7. How can public policy promote healthier lifestyles?
Public policy goals should begin with a focus on education then promotion of personal responsibility. The principles of healthy living need to be understood by everyone. Education on proper nutrition and exercise should be provided beginning in early childhood.
Promotion of healthy lifestyle can be achieved with municipalities providing safe environments for people to walk, bike and exercise. Facilities should be accessible to the disabled as well. Fostering environments/atmospheres where healthy lifestyles are modeled will encourage others to participate. Support existing programs in communities with advertising and sponsorship.
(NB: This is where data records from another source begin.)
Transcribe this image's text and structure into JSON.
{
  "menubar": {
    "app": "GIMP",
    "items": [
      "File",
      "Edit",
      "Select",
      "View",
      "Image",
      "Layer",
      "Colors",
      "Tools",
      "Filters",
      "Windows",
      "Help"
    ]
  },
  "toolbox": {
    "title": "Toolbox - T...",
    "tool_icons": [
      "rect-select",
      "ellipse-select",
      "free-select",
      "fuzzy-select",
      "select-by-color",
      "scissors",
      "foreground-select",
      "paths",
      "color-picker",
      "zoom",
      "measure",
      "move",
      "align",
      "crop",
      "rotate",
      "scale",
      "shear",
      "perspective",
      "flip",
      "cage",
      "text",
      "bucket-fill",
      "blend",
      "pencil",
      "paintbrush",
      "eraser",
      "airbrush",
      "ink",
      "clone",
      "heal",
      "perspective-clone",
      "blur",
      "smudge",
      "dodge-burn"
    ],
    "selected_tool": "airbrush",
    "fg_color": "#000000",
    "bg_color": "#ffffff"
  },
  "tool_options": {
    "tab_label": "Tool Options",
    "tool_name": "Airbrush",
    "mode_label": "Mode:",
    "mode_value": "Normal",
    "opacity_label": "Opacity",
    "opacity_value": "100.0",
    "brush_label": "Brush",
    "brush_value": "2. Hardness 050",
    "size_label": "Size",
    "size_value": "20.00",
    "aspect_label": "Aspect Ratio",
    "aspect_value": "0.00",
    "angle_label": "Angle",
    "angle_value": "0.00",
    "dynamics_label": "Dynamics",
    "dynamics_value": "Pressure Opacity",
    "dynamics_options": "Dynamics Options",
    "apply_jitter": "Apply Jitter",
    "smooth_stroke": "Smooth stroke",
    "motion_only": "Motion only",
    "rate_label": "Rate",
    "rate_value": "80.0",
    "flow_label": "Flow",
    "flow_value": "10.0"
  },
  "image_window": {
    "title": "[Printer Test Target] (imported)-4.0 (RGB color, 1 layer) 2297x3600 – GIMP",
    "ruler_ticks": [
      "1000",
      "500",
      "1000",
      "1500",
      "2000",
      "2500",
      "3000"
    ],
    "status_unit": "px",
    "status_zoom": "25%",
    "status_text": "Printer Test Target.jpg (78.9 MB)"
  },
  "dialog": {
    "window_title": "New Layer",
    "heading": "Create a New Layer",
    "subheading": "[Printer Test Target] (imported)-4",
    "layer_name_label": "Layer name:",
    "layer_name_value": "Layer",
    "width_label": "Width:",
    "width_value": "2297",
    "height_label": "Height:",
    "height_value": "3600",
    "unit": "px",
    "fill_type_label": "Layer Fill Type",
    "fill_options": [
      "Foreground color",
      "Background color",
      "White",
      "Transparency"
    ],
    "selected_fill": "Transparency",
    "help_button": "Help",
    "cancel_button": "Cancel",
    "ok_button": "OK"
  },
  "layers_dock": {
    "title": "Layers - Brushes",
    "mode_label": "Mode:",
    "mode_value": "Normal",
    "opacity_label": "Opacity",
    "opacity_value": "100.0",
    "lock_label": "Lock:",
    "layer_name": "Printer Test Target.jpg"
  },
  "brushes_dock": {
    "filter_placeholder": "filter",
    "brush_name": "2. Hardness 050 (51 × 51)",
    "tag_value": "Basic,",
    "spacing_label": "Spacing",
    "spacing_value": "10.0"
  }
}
Nutritionally, beyond an educational effort on healthy diet, policy should discourage if not ban unhealthy food additives. There should be support for buying local food and sustainable food sources within communities.
Subsidies should be provided for programs offering a holistic approach to health; mental, physical and spiritual. A recognition or reward system should be in place for insurers/employers/health care providers that make preventative care accessible and affordable. An added focus should be mental health and stress management. Promoting access to mental health care can only improve the potential for better self care. Mandated vacation time such as exists in Europe should be considered. Stress management tools and other relevant information could be made available on a national health database.
Since the top causes of death in this country are preventable, education, access to information and access to care should be key goals in any policy proposal.